Bristol24/7 is an independent online newspaper, generally branded as B24/7, offering news, comment and features for the city of Bristol. As of 2023, it had a print circulation of 20,000, with, on average, 250,000 unique monthly visitors to its website.

==History==
Founded in 2009 by former The Independent and Western Daily Press journalist Christopher Brown, it was designed as an independent newspaper for Bristol. The following year, fellow Western Daily Press journalist Laura K Williams joined to launch a What's On section.

In 2011 it was voted EDF Energy South West Website of the Year. It retained this title in 2012. In June 2012, it received a commendation as Best Local News Website in the UK at the Online Media Awards.

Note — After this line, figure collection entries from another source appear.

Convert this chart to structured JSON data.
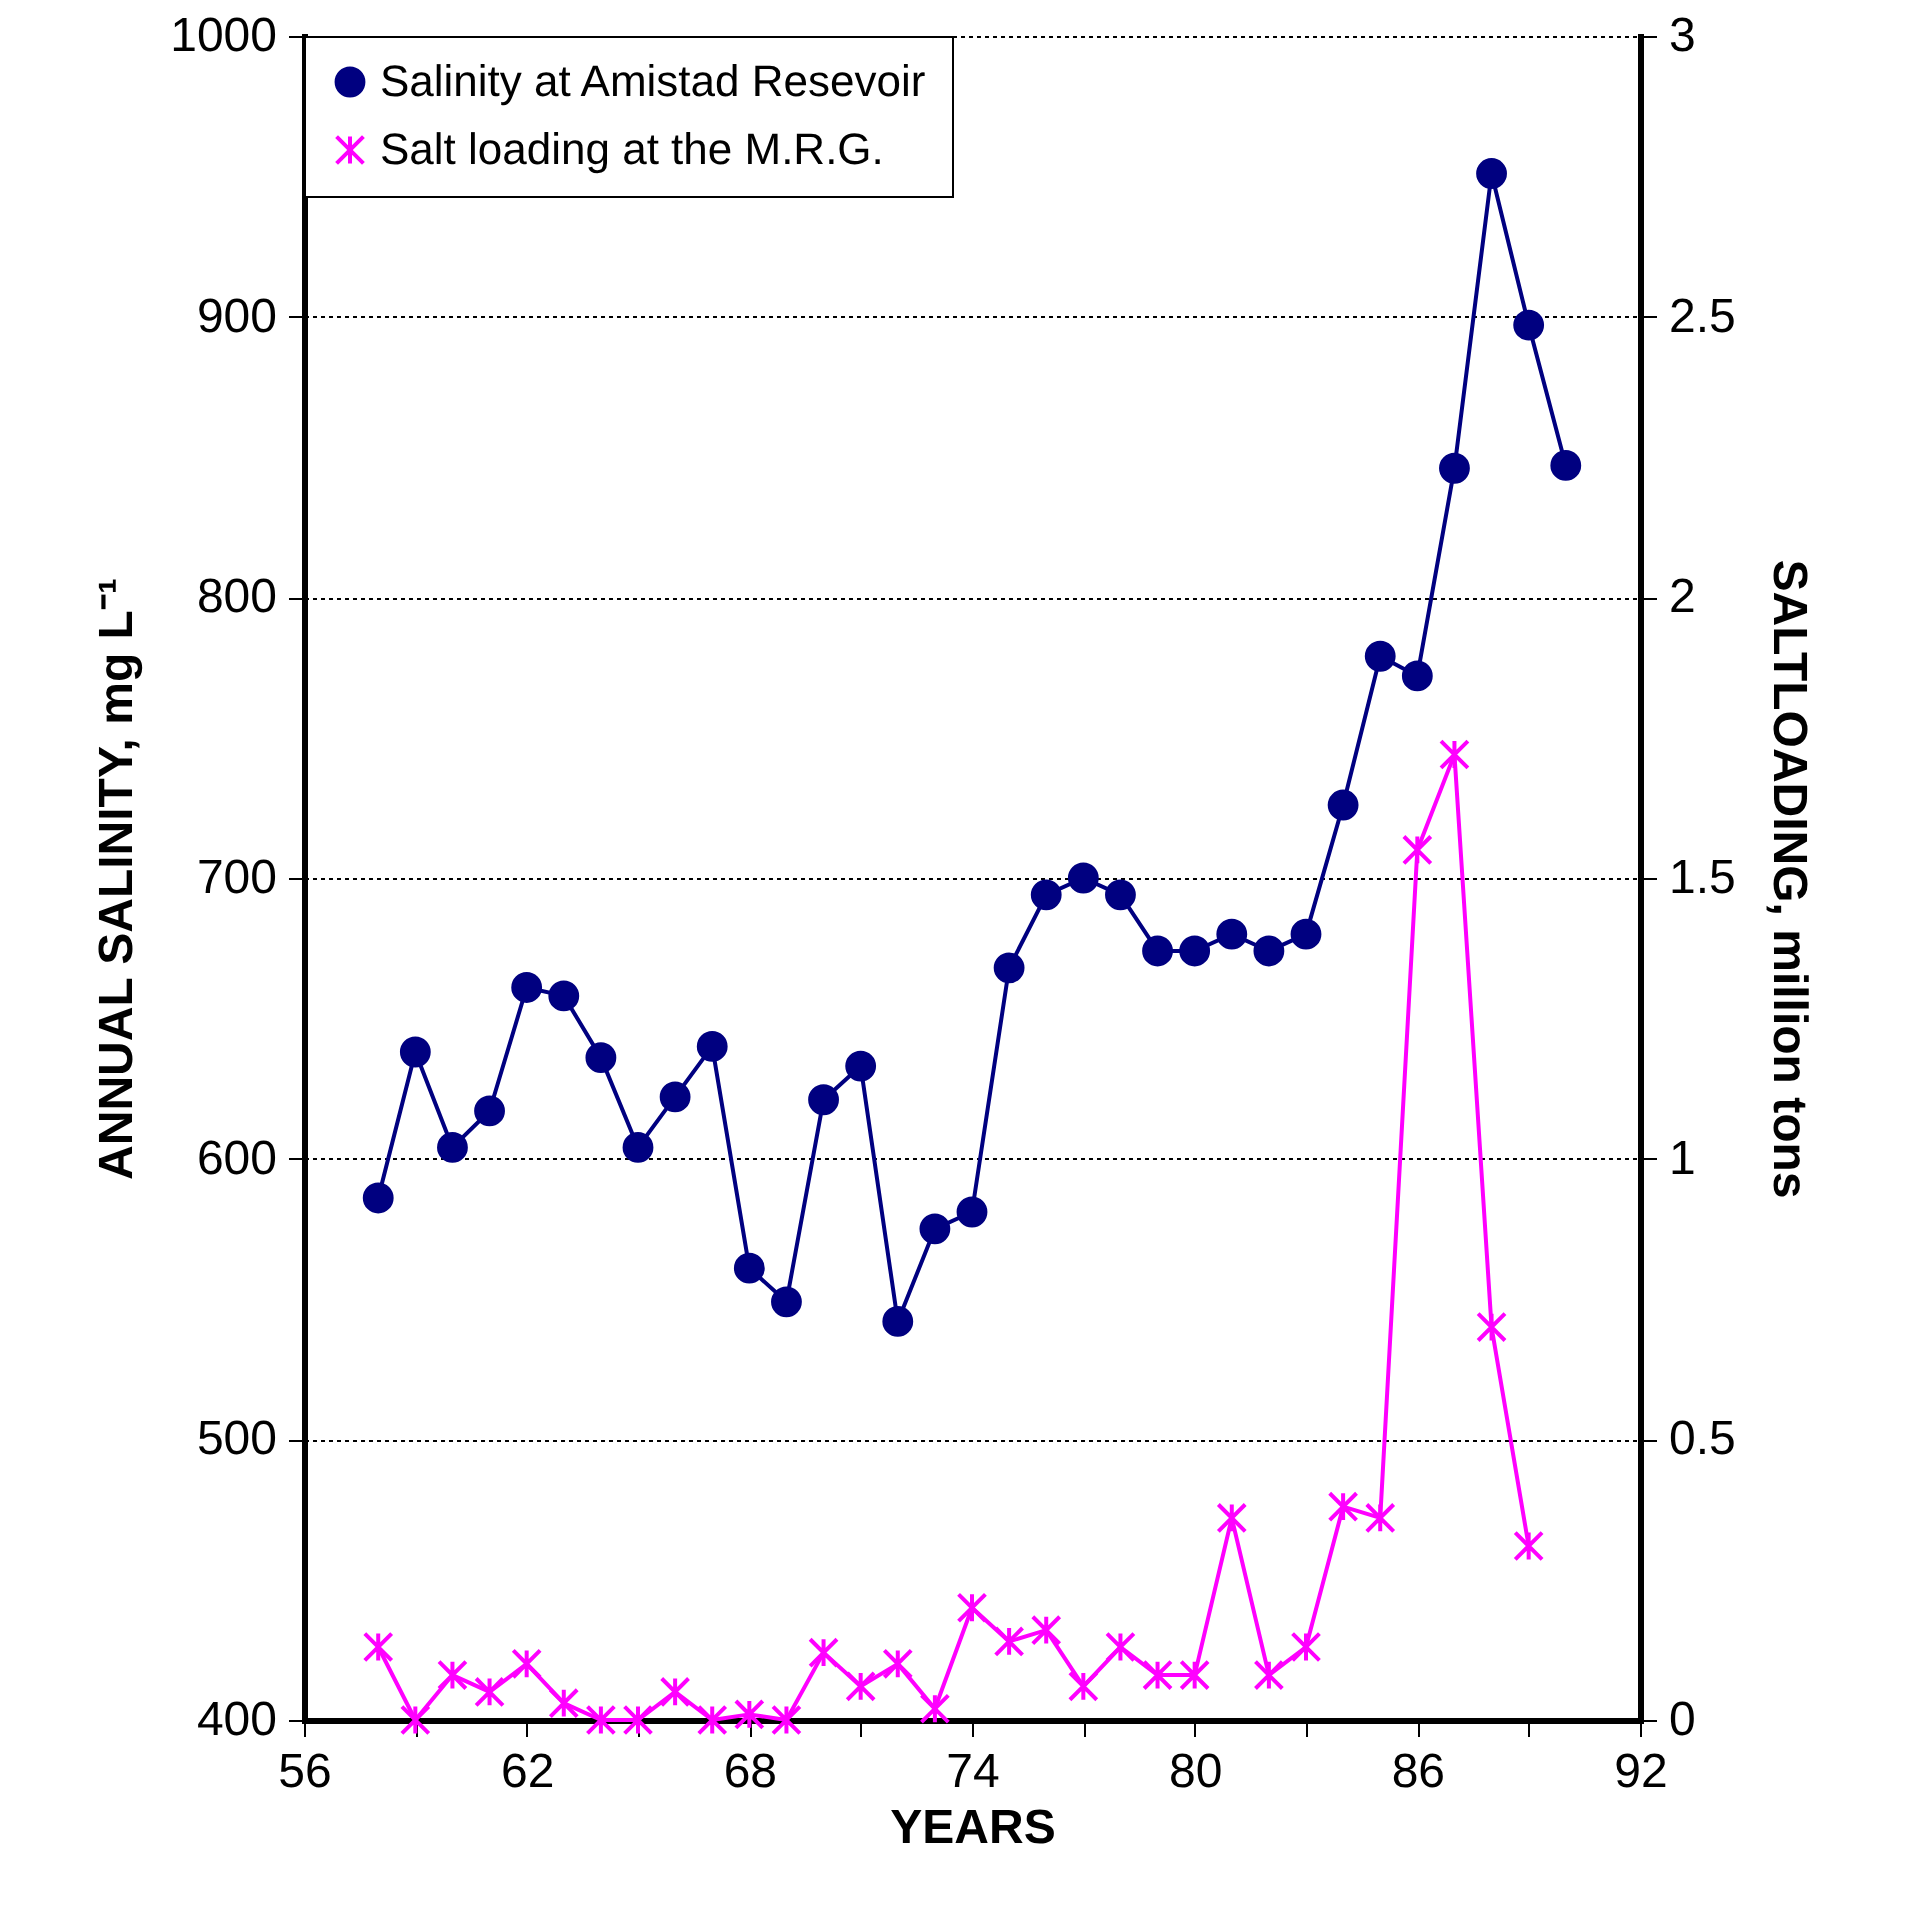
{
  "chart_data": {
    "type": "line",
    "xlabel": "YEARS",
    "ylabel": "ANNUAL SALINITY, mg L⁻¹",
    "y2label": "SALTLOADING, million tons",
    "xlim": [
      56,
      92
    ],
    "xticks": [
      56,
      {
        "value": 59,
        "label": null
      },
      62,
      {
        "value": 65,
        "label": null
      },
      68,
      {
        "value": 71,
        "label": null
      },
      74,
      {
        "value": 77,
        "label": null
      },
      80,
      {
        "value": 83,
        "label": null
      },
      86,
      {
        "value": 89,
        "label": null
      },
      92
    ],
    "ylim": [
      400,
      1000
    ],
    "yticks": [
      400,
      500,
      600,
      700,
      800,
      900,
      1000
    ],
    "y2lim": [
      0,
      3
    ],
    "y2ticks": [
      0,
      0.5,
      1,
      1.5,
      2,
      2.5,
      3
    ],
    "grid": "y",
    "legend": "top left",
    "series": [
      {
        "name": "Salinity at Amistad Resevoir",
        "color": "#000080",
        "marker": "circle",
        "x": [
          58,
          59,
          60,
          61,
          62,
          63,
          64,
          65,
          66,
          67,
          68,
          69,
          70,
          71,
          72,
          73,
          74,
          75,
          76,
          77,
          78,
          79,
          80,
          81,
          82,
          83,
          84,
          85,
          86,
          87,
          88,
          89,
          90
        ],
        "values": [
          586,
          638,
          604,
          617,
          661,
          658,
          636,
          604,
          622,
          640,
          561,
          549,
          621,
          633,
          542,
          575,
          581,
          668,
          694,
          700,
          694,
          674,
          674,
          680,
          674,
          680,
          726,
          779,
          772,
          846,
          951,
          897,
          847
        ]
      },
      {
        "name": "Salt loading at the M.R.G.",
        "color": "#ff00ff",
        "marker": "cross",
        "axis": "y2",
        "x": [
          58,
          59,
          60,
          61,
          62,
          63,
          64,
          65,
          66,
          67,
          68,
          69,
          70,
          71,
          72,
          73,
          74,
          75,
          76,
          77,
          78,
          79,
          80,
          81,
          82,
          83,
          84,
          85,
          86,
          87,
          88,
          89
        ],
        "values": [
          0.13,
          0,
          0.08,
          0.05,
          0.1,
          0.03,
          0,
          0,
          0.05,
          0,
          0.01,
          0,
          0.12,
          0.06,
          0.1,
          0.02,
          0.2,
          0.14,
          0.16,
          0.06,
          0.13,
          0.08,
          0.08,
          0.36,
          0.08,
          0.13,
          0.38,
          0.36,
          1.55,
          1.72,
          0.7,
          0.31
        ]
      }
    ]
  }
}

Bristol24-7 was sold to Dougal Templeton and Mike Bennett and a new publication, Bristol24/7, was launched as a community interest company in 2014. Writers from the former Venue Magazine, Spark Magazine and online magazine Bristol Culture joined the company. Editor of Bristol Culture, Martin Booth, joined as co-editor of Bristol24/7 and became editor in November 2014.

In 2018, Bristol24/7 launched a membership model for individuals and businesses to help support their social impact projects. Bristol24/7 reached 1,000 individual supporter members in September 2024 and currently has a network of around 60 businesses in their Better Business community. Members are rewarded for their support with perks, including free pints of Bristol Beer Factory draught products, at businesses around the city.

Now based at Tobacco Factory, Raleigh Road, Bristol24/7 publishes content seven days a week from freelance journalists and bloggers from around the city. In 2023 Bristol24/7 was voted one of the top 100 social enterprises in the UK in the NatWest SE100 Index and was also shortlisted for Future Leap's sustainability award for communicating the climate emergency.

As a community interest company, Bristol24/7 runs projects with charities and community groups around Bristol to make the city a better place. They run projects around three core aims: amplifying marginalised voices, creating opportunities for young people and empowering environmental projects.

Sections include news, business, comment, what's on, food and drink, lifestyle and culture.